Revista da Câmara
04/12/2015
Presidente da Câmara aceita pedido de impeachment de Dilma
O governo pediu e o Congresso Nacional concordou em flexibilizar a meta fiscal de 2015. Deputados e senadores autorizaram a união a fechar o ano no vermelho em quase 120 bilhões de reais. O Congresso também decidiu manter em 75 anos a idade para a aposentadoria compulsória de servidores públicos federais.
Deputados ainda votavam a revisão da meta fiscal na quarta-feira quando foram surpreendidos pelo anúncio de que o presidente da Câmara, Eduardo Cunha, havia decidido aceitar um dos pedidos de impeachment contra a presidente Dilma. Logo depois do anúncio feito pelo presidente da Câmara, a presidente Dilma Rousseff fez um pronunciamento no Palácio do Planalto e negou ter cometido ato ilícito.
Na quinta-feira foi criada a comissão especial que vai analisar o pedido de impeachment da presidente Dilma. Os membros serão eleitos na próxima segunda, em sessão extraordinária do plenário.
O conselho de ética arquivou esta semana a representação contra o deputado Alberto Fraga, do Democratas do Distrito Federal. Já o arquivamento em favor do deputado Chico Alencar, do Psol do Rio de Janeiro, recebeu pedido de vista. A votação do relatório do deputado Fausto Pinato pela admissibilidade do processo contra o presidente da Câmara, Eduardo Cunha foi adiada para a próxima terça-feira.
A Comissão de Constituição e Justiça aprovou uma proposta que facilita a criação de projetos de lei de iniciativa popular. O texto prevê que as assinaturas de apoio poderão ser coletadas pela internet. O projeto ainda precisa ser aprovado no plenário da Câmara e depois, pelo Senado.
A Comissão de Orçamento aprovou esta semana o relatório de receitas da proposta orçamentária de 2016. O texto estima uma receita primária para o próximo ano de R$ 1.451 bilhões, quase 40 bi a mais que o número estimado pelo governo.

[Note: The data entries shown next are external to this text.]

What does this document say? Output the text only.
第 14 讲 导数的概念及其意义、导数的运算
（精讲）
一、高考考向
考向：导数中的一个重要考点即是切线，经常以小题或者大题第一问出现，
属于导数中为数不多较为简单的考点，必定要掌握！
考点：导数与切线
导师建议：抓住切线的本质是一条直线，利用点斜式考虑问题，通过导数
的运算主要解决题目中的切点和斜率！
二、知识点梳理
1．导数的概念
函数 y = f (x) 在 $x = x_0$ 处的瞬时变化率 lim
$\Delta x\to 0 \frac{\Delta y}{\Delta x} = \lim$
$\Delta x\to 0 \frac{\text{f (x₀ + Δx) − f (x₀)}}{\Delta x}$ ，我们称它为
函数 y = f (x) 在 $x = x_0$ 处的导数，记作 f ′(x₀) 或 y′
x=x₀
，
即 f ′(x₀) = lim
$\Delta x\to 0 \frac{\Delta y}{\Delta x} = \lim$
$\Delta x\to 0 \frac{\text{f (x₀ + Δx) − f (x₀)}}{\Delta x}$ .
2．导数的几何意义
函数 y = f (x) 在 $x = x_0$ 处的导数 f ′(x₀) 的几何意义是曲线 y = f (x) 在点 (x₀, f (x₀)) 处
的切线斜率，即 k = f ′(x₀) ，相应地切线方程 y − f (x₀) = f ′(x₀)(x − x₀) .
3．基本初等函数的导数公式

O relatório prevê ainda 10 bilhões de arrecadação com a CPMF no ano que vem, decisão que foi de encontro ao entendimento do relator, senador Acir Gurgacz, contrário à inserção da CPMF na arrecadação de 2016. É bom lembrar que Câmara e Senado ainda precisam aprovar a Proposta de Emenda a Constituição 140/15, que ressuscita a CPMF. A PEC ainda não passou pela primeira etapa de votação, que é a análise de admissibilidade na Comissão de Constituição e Justiça. O presidente da comissão, deputado Arthur Lira, do PP de Alagoas, será o relator da CPMF.
A ministra do Desenvolvimento Social e Combate à Fome, Tereza Campello, esteve essa semana na Comissão de Seguridade Social. A comissão recomendou ao relator do orçamento, deputado Ricardo Barros, do PP do Paraná, não cortar os dez bilhões de reais previstos para o Bolsa Família em 2016.
A CPI do Bndes ouviu Pedro Barusco, um dos delatores da Operação Lava-Jato, e o pecuarista José Carlos Bumlai, preso pela operação desde a semana passada. Barusco negou participação em negociações entre BNDES e Sete Brasil, empresa criada para o fornecimento de sondas de exploração para a Petrobras. Bumlai preferiu não responder às perguntas dos deputados.
A CPI dos crimes cibernéticos debateu a criptografia dos dados que trafegam pela rede, um recurso que aumenta a segurança e o sigilo das informações.
Deputados da Comissão de Trabalho estiveram em Itajaí, Santa Catarina, para conhecer os problemas que estão levando à suspensão das atividades de um dos portos mais importantes do país.
A Câmara sediou esta semana o 2º Fórum de Parlamentares da Pesca e Aquicultura na América Latina e Caribe com representantes de nove países e da FAO, a agência das Nações Unidas para Alimentos e Agricultura. Os deputados discutiram formas de incentivar a produção e o consumo de peixes.
E pra terminar uma semana tão turbulenta, vale lembrar que dezembro também é Natal... A Câmara e o Senado deram início esta semana à sétima edição do programa de visitação noturna, conhecido como Cantatas de Natal.